TOBELO -PM.com, Salah satu oknum terduga penipuan inisial JS asal Ibu Selatan Kabupaten Halmahera Barat (Halbar) akhirnya diperiksa penyidik Polres Kabupaten Halmahera Utara (Halut). Itu setelah JS diduga menipu sejumlah warga Kusuri Kecamatan Tobelo Barat Kabupaten Halut. JS menipu dengan meminta uang puluhan juta dengan menjanjikan kelulusan tes calon anggota TNI/ Polri.

Kasat Reskrim Polres Halut Iptu.
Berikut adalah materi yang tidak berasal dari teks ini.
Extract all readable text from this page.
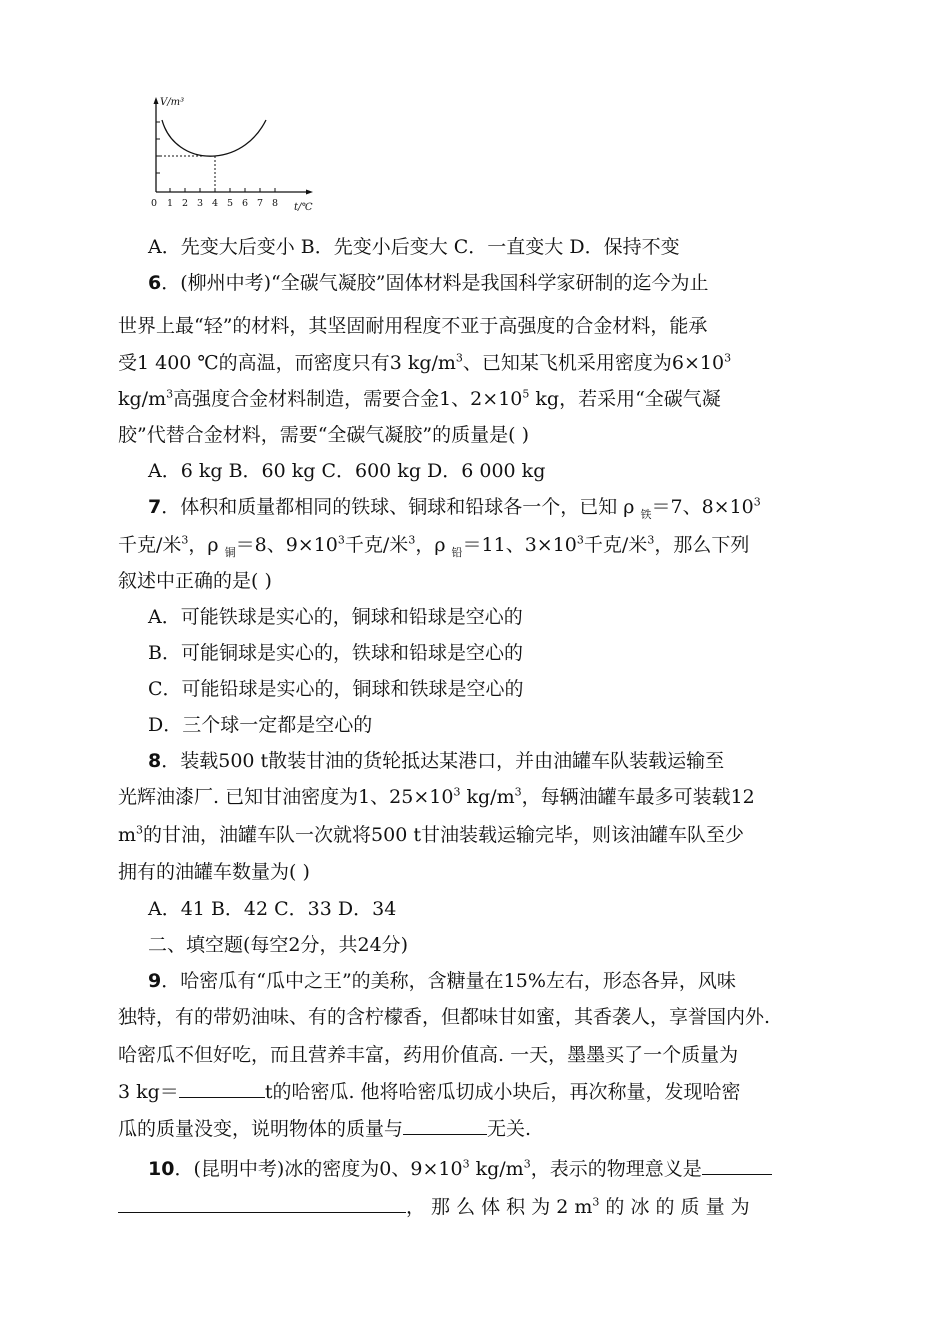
V/m³
0 1 2 3 4 5 6 7 8 t/℃
A．先变大后变小 B．先变小后变大 C．一直变大 D．保持不变
6．(柳州中考)“全碳气凝胶”固体材料是我国科学家研制的迄今为止
世界上最“轻”的材料，其坚固耐用程度不亚于高强度的合金材料，能承
受1 400 ℃的高温，而密度只有3 $kg/m^3$、已知某飞机采用密度为$6\times 10^3$
$kg/m^3$高强度合金材料制造，需要合金1、$2\times 10^5$ kg，若采用“全碳气凝
胶”代替合金材料，需要“全碳气凝胶”的质量是( )
A．6 kg B．60 kg C．600 kg D．6 000 kg
7．体积和质量都相同的铁球、铜球和铅球各一个，已知 ρ $_铁$＝7、$8\times 10^3$
千克/米$^3$，ρ $_铜$＝8、$9\times 10^3$千克/米$^3$，ρ $_铅$＝11、$3\times 10^3$千克/米$^3$，那么下列
叙述中正确的是( )
A．可能铁球是实心的，铜球和铅球是空心的
B．可能铜球是实心的，铁球和铅球是空心的
C．可能铅球是实心的，铜球和铁球是空心的
D．三个球一定都是空心的
8．装载500 t散装甘油的货轮抵达某港口，并由油罐车队装载运输至
光辉油漆厂. 已知甘油密度为1、$25\times 10^3$ $kg/m^3$，每辆油罐车最多可装载12
$m^3$的甘油，油罐车队一次就将500 t甘油装载运输完毕，则该油罐车队至少
拥有的油罐车数量为( )
A．41 B．42 C．33 D．34
二、填空题(每空2分，共24分)
9．哈密瓜有“瓜中之王”的美称，含糖量在15%左右，形态各异，风味
独特，有的带奶油味、有的含柠檬香，但都味甘如蜜，其香袭人，享誉国内外.
哈密瓜不但好吃，而且营养丰富，药用价值高. 一天，墨墨买了一个质量为
3 kg＝	t的哈密瓜. 他将哈密瓜切成小块后，再次称量，发现哈密
瓜的质量没变，说明物体的质量与	无关.
10．(昆明中考)冰的密度为0、$9\times 10^3$ $kg/m^3$，表示的物理意义是
， 那 么 体 积 为 2 $m^3$ 的 冰 的 质 量 为
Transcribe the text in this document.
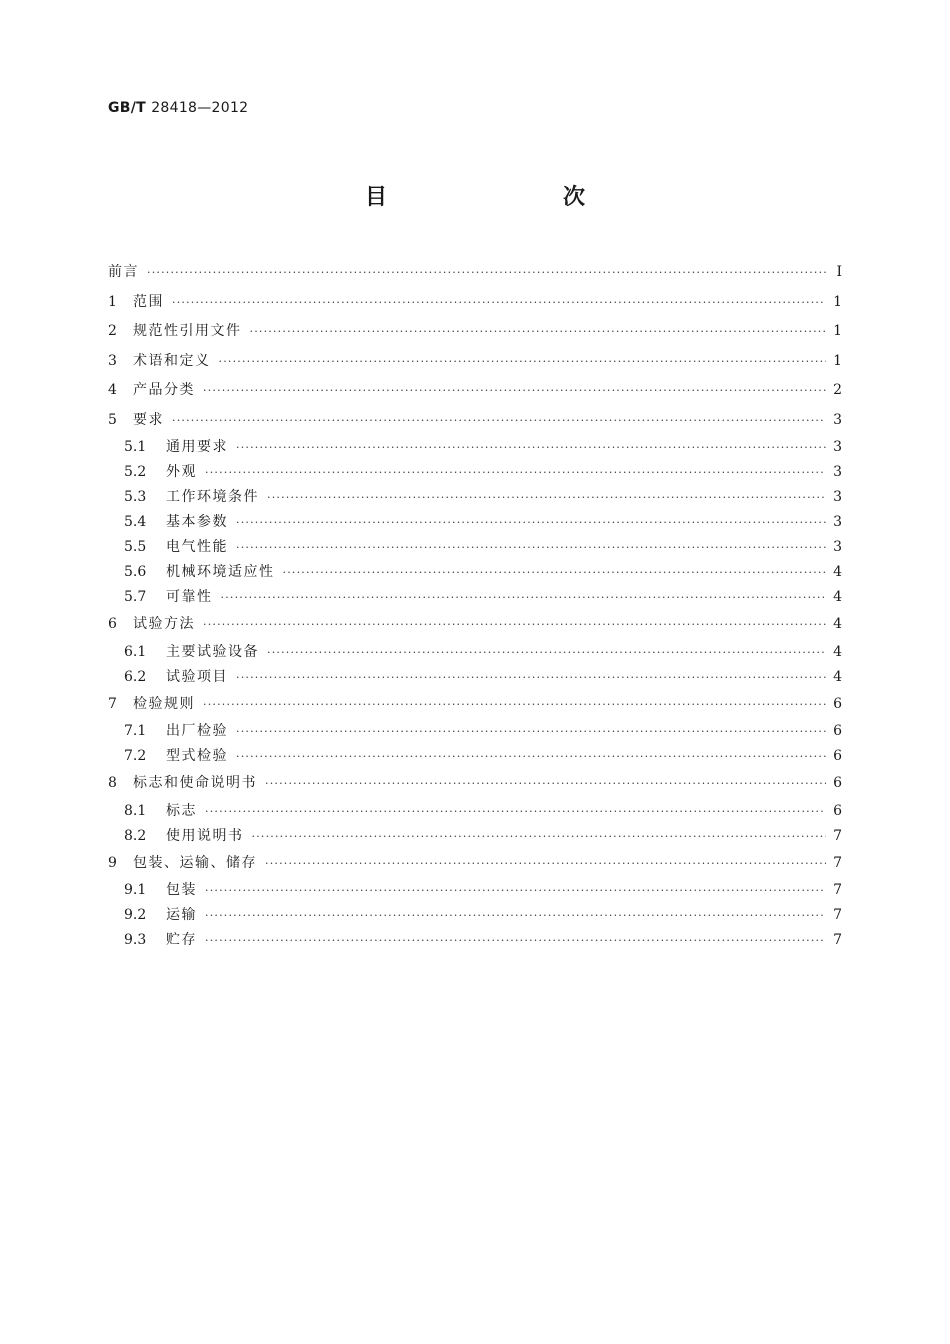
GB/T 28418—2012
目　　次
前言 ·····	Ⅰ
1	范围 ·····	1
2	规范性引用文件 ·····	1
3	术语和定义 ·····	1
4	产品分类 ·····	2
5	要求 ·····	3
5.1	通用要求 ·····	3
5.2	外观 ·····	3
5.3	工作环境条件 ·····	3
5.4	基本参数 ·····	3
5.5	电气性能 ·····	3
5.6	机械环境适应性 ·····	4
5.7	可靠性 ·····	4
6	试验方法 ·····	4
6.1	主要试验设备 ·····	4
6.2	试验项目 ·····	4
7	检验规则 ·····	6
7.1	出厂检验 ·····	6
7.2	型式检验 ·····	6
8	标志和使命说明书 ·····	6
8.1	标志 ·····	6
8.2	使用说明书 ·····	7
9	包装、运输、储存 ·····	7
9.1	包装 ·····	7
9.2	运输 ·····	7
9.3	贮存 ·····	7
Elvin Septian Akbar menyebutkan kasus yang telah dilaporkan ke SPKT dengan laporan nomor : LP/70/III/2022/PMU/Polres Halut/SPKT tertanggal 28 Maret 2022 tersebut tengah ditangani pihaknya dengan melakukan pemeriksa dan diamankan pihak SPKT Halut untuk menjaga jangan sampai ada korban lain. “Kita sementara melakukan pemeriksaan,” jelasnya, Selasa (29/03).

Dijelaskannya, berdasarkan pemeriksaan ada beberapa alat bukti yang diperoleh polisi diantaranya bukti kwitansi. “Untuk kerugian yang ditimbulkan sementara masih sekitar Rp 35 juta untuk dua korban,” jelasnya.

Terpisah, korban penipuan Alpius Dehe yang merupakan warga desa Hilitetoro Kecamatan Wasilei Utara Kabupaten Haltim menyebutkan bahwa pada Februari tahun ini didatangi oleh pelaku di Hilaitetoro dan kemudian membentuk rukun dan dikatakannya akan membantu anak-anak yang ingin masuk TNI-Polri.

Selanjutnya setelah itu, keluarga sempat menyatakan belum ada uang, namun keluarga menyediakan 25 juta untuk satu orang.

“Setelah balik ke Tobelo tepatnya di Kusuri, JS meminta kami datang karena keluarganya yang berpangkat jenderal akan datang. Namun ketika datang dikatakan JS bahwa keluarganya yang berpangkat jenderal tersebut telah ke Morotai.

Saat itu JS memintai kepada kami untuk dua orang masing-masing Rp 17,5 juta sehingga total Rp 35 juta. Ada uang yang lainnya telah kami beritakan tidak disertakan bukti dan kami jelas merasa dirugikan. Kami meminta diproses dan pelaku dapat mengembalikan uang tersebut,” jelasnya. (Mar/red)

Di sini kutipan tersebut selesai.